Martine Syms’ Laughing Gas – full installation (2016)
“This immersive work includes a four-channel video installation (SHE MAD: Laughing Gas), a large painted wall text (IS YOU IS OR IS YOU AIN’T), and a large laser cut acrylic wall piece with artist’s clothes (Bertha Cut-out). The installation debuted at the Hammer Museum in Los Angeles as part of the 2016 biennial, Made in L.A. 2016: a, the, though, only. Laughing Gas is the pilot episode of a situation comedy titled SHE MAD, a television series that Syms initiated in 2015 with the work Pilot for a Show about Nowhere, which in its early stages took the form of an installation of documents, images, and research materials filtered through a semi-autobiographical account of Syms’s life as a young black woman trying to ‘make it’ as an artist in Los Angeles.

For the SHE MAD: Laughing Gas video installation, Syms uses Edwin Porter’s 1907 nine-minute silent film of the same title as a starting point. Her protagonist is inspired by Bertha Regustus, the African American actress in the film whose character’s infectious laughter, triggered by a dentist’s administration of nitrous oxide, affects everyone she encounters over the course of a single day.
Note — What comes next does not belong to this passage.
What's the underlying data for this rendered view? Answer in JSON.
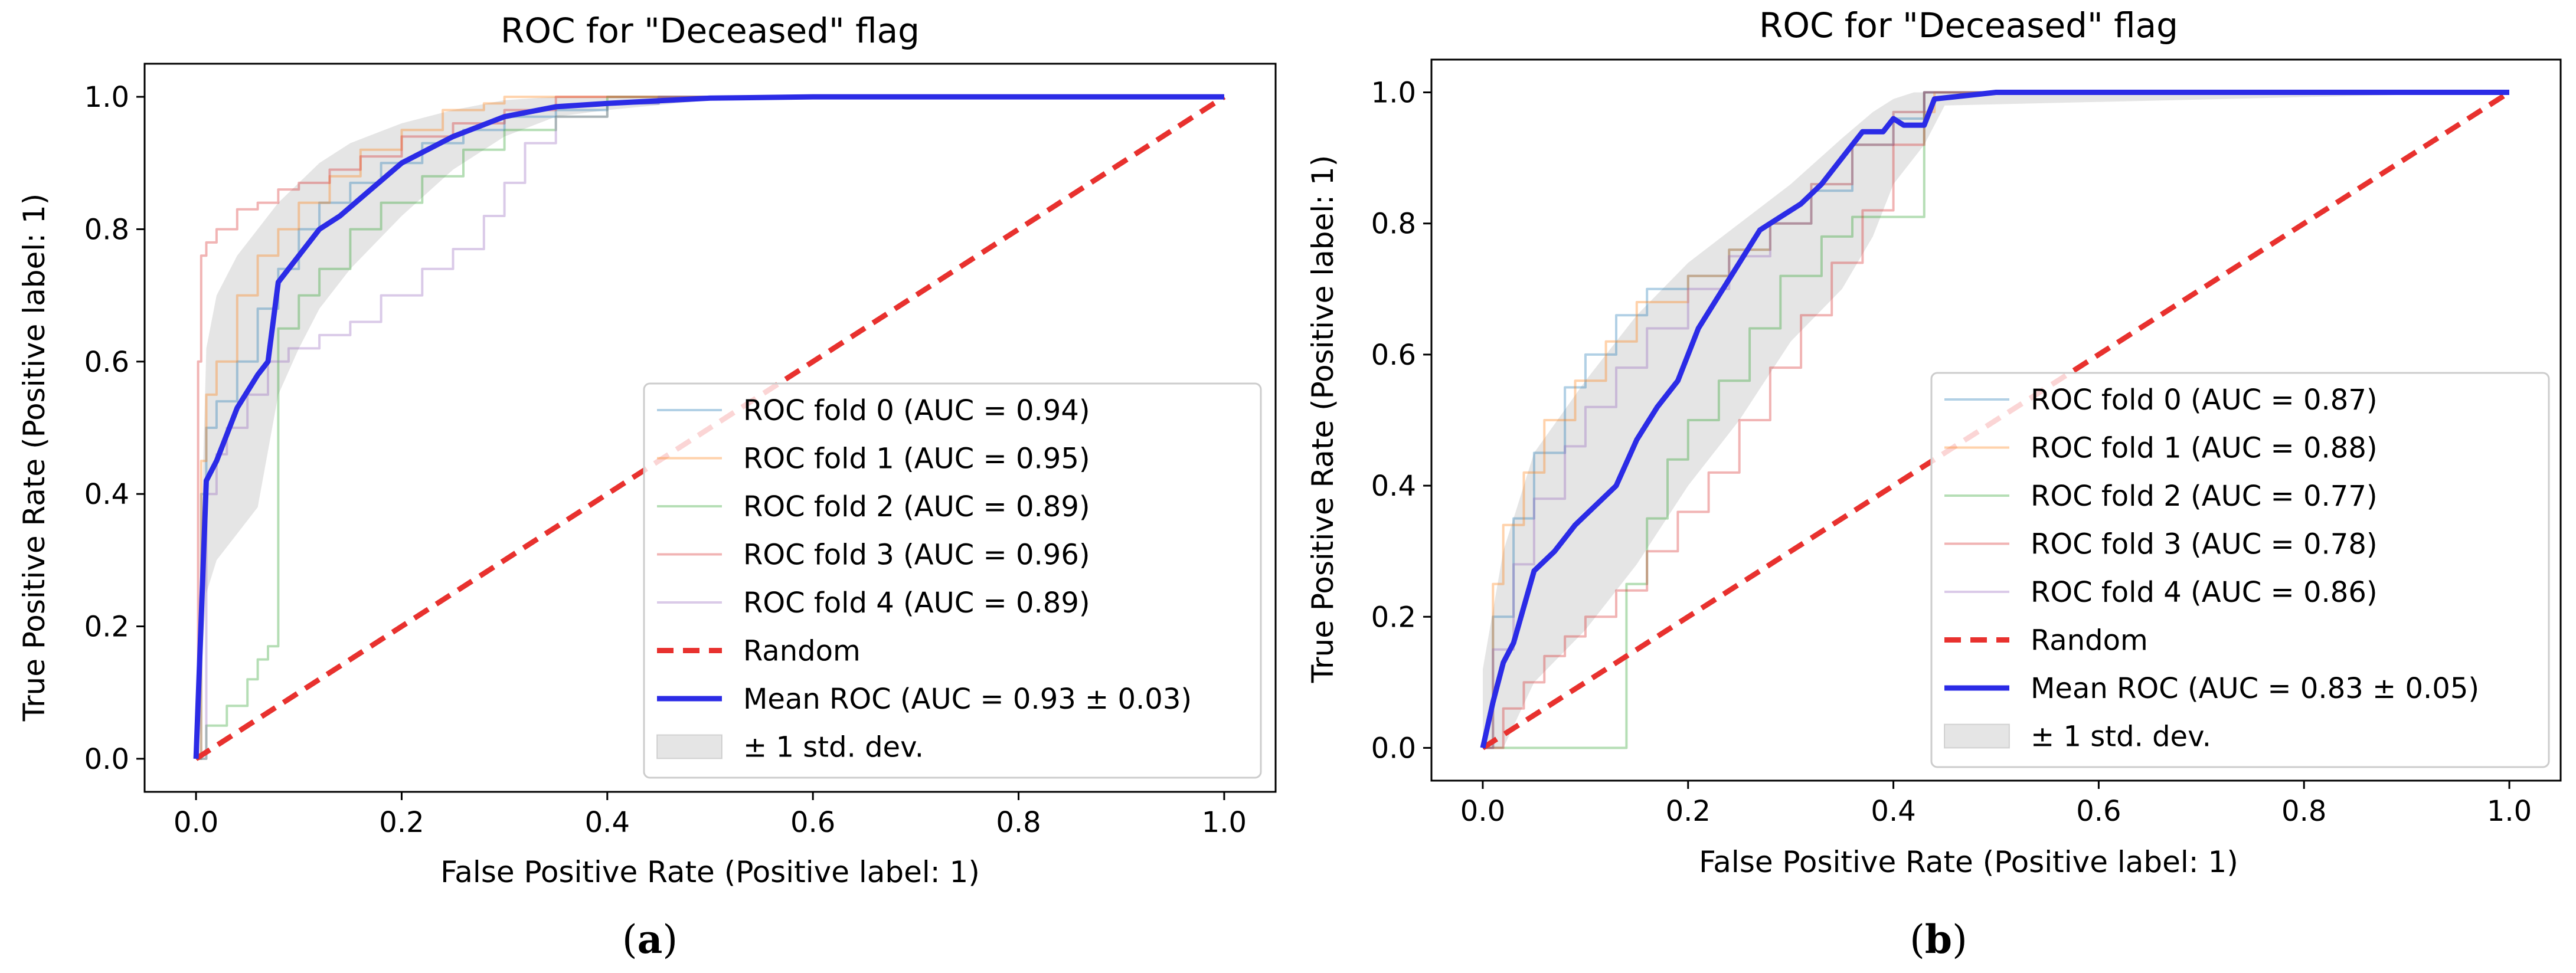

In SHE MAD: Laughing Gas, Syms follows the premise of Porter’s film, casting herself in the role of “Martine” in a series of largely improvised scenes. After she is given nitrous oxide in a dentist’s office for a tooth extraction, she is told her insurance does not cover the surgery, and she must pay or leave. Like Bertha, Syms ends up walking alone in public, often laughing and confused. Throughout the looped video are references to visual styles that reflect the evolution of cinema into recent forms such as television, the internet, and surveillance and body cams. With Laughing Gas, Syms continues her explorations of the film industry as subject and producer of values, ideas, and ideology.”